On 09/18/2012 02:13 PM, Bruno Wolff III wrote:
On Tue, Sep 18, 2012 at 12:00:36 +0200, Compte Yahoo rforlot@yahoo.com wrote:
Why not. As I understand DNF is a fork of yum that uses new backend. I have a question, what is a SAT solver ? a satellite solver ?
Hello,
yes, SAT solver is a program that sees if a given boolean formula is satisfiable (and with what assignments). libsolv (the DNF backend) does just that: after it reduces the package dependency problem to a conjunctive normal form it runs its SAT solver over it to see if it's satisfiable (i.e. if any combination of all packages can be installed to respect what the user selected for installation) and with what assignments (what packages to specifically put into the transaction and install/delete/...).

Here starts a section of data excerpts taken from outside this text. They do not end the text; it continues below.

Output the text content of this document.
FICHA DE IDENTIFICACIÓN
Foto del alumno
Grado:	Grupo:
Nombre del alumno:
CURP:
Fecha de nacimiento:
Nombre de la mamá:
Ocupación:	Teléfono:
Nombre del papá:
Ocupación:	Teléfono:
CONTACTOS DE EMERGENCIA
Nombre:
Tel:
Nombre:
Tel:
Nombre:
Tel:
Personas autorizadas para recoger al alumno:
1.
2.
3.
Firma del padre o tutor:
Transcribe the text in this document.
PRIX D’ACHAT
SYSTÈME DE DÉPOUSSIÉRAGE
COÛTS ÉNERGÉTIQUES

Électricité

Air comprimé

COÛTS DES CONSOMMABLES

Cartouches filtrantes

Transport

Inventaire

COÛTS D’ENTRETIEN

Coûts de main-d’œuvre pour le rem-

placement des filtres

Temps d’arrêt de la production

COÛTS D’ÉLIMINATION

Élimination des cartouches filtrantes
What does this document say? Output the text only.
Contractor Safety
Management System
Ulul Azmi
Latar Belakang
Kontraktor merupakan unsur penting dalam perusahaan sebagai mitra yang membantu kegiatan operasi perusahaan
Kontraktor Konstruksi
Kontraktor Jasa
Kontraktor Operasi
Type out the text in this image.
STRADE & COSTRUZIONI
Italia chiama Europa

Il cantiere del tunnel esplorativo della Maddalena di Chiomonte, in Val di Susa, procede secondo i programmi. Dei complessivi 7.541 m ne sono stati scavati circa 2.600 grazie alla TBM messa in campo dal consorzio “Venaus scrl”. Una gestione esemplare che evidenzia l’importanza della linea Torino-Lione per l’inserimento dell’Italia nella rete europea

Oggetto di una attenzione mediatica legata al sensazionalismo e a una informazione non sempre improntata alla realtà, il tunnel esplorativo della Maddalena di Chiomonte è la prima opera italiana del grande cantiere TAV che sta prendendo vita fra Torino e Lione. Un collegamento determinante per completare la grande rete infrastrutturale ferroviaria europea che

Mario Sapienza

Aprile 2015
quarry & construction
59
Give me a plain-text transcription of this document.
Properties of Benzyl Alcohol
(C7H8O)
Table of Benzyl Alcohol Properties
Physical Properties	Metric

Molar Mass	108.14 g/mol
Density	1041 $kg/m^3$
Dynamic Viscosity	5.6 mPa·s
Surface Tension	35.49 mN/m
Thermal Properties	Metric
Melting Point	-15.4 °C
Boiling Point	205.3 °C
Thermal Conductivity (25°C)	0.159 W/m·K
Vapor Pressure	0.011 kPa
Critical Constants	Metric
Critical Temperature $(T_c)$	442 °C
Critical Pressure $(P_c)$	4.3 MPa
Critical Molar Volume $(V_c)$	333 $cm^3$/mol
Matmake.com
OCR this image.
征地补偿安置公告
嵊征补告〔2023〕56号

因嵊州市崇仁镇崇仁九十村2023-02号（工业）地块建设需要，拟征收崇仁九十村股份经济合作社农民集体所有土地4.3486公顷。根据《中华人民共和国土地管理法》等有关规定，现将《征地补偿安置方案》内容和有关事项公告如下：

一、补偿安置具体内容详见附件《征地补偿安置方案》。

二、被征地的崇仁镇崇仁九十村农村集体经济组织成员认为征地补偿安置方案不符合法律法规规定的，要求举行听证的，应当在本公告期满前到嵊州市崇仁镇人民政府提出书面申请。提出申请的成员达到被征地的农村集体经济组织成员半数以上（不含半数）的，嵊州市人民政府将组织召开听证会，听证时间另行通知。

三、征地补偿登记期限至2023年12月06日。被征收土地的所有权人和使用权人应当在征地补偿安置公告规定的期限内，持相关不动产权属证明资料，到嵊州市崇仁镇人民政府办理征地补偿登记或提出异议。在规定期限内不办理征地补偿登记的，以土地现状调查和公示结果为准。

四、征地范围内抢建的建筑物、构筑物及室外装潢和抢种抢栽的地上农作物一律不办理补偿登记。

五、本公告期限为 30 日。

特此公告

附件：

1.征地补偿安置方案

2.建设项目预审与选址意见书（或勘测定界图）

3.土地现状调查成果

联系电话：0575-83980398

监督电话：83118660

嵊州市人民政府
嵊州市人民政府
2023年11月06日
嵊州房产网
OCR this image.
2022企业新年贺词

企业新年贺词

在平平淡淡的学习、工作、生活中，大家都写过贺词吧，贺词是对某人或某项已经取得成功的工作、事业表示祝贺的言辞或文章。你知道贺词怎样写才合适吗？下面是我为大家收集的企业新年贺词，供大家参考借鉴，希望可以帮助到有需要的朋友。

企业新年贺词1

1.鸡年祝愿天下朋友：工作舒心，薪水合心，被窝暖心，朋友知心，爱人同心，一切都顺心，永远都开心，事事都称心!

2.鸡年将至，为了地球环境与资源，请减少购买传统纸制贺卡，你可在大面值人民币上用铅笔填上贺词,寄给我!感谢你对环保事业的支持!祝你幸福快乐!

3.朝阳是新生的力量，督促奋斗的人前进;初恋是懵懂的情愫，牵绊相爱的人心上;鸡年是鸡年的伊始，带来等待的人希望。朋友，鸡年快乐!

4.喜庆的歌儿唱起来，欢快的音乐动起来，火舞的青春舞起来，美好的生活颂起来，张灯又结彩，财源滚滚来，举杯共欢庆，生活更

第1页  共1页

This is essentially different from what depsolvers in Yum, RPM and other packaging software do: they usually build some sort of graph of packages and their dependencies and then traverse it and add packages until all deps and constrains are satisfied. The premise of using SAT solving instead is that we get the minimal result, faster, with less memory (besides SAT solving libsolv is being very smart about how to store the package metadata).
HTH and sorry for no satellites here:)
Ales
Hi,
Release Notes updated with DNF feature.
Regards
-- *Romain Forlot*
pub 4096R/862907E5 2011-05-26 Key fingerprint = 4549 A7CA 17DC D0AA 0FE0 7953 E6A8 A0C8 8629 07E5 uid Romain Forlot rforlot@yahoo.com sub 4096R/153E34C2 2011-05-26
---- Le Wed, 19 Sep 2012 07:53:54 +0200 Ales Kozumplikakozumpl@redhat.com a écrit ----
On 09/18/2012 02:13 PM, Bruno Wolff III wrote:
On Tue, Sep 18, 2012 at 12:00:36 +0200, Compte Yahoo rforlot@yahoo.com wrote:
Why not. As I understand DNF is a fork of yum that uses new backend. I have a question, what is a SAT solver ? a satellite solver ?
Hello,
yes, SAT solver is a program that sees if a given boolean formula is satisfiable (and with what assignments). libsolv (the DNF backend) does just that: after it reduces the package dependency problem to a conjunctive normal form it runs its SAT solver over it to see if it's satisfiable (i.e. if any combination of all packages can be installed to respect what the user selected for installation) and with what assignments (what packages to specifically put into the transaction and install/delete/...).
This is essentially different from what depsolvers in Yum, RPM and other packaging software do: they usually build some sort of graph of packages and their dependencies and then traverse it and add packages until all deps and constrains are satisfied. The premise of using SAT solving instead is that we get the minimal result, faster, with less memory (besides SAT solving libsolv is being very smart about how to store the package metadata).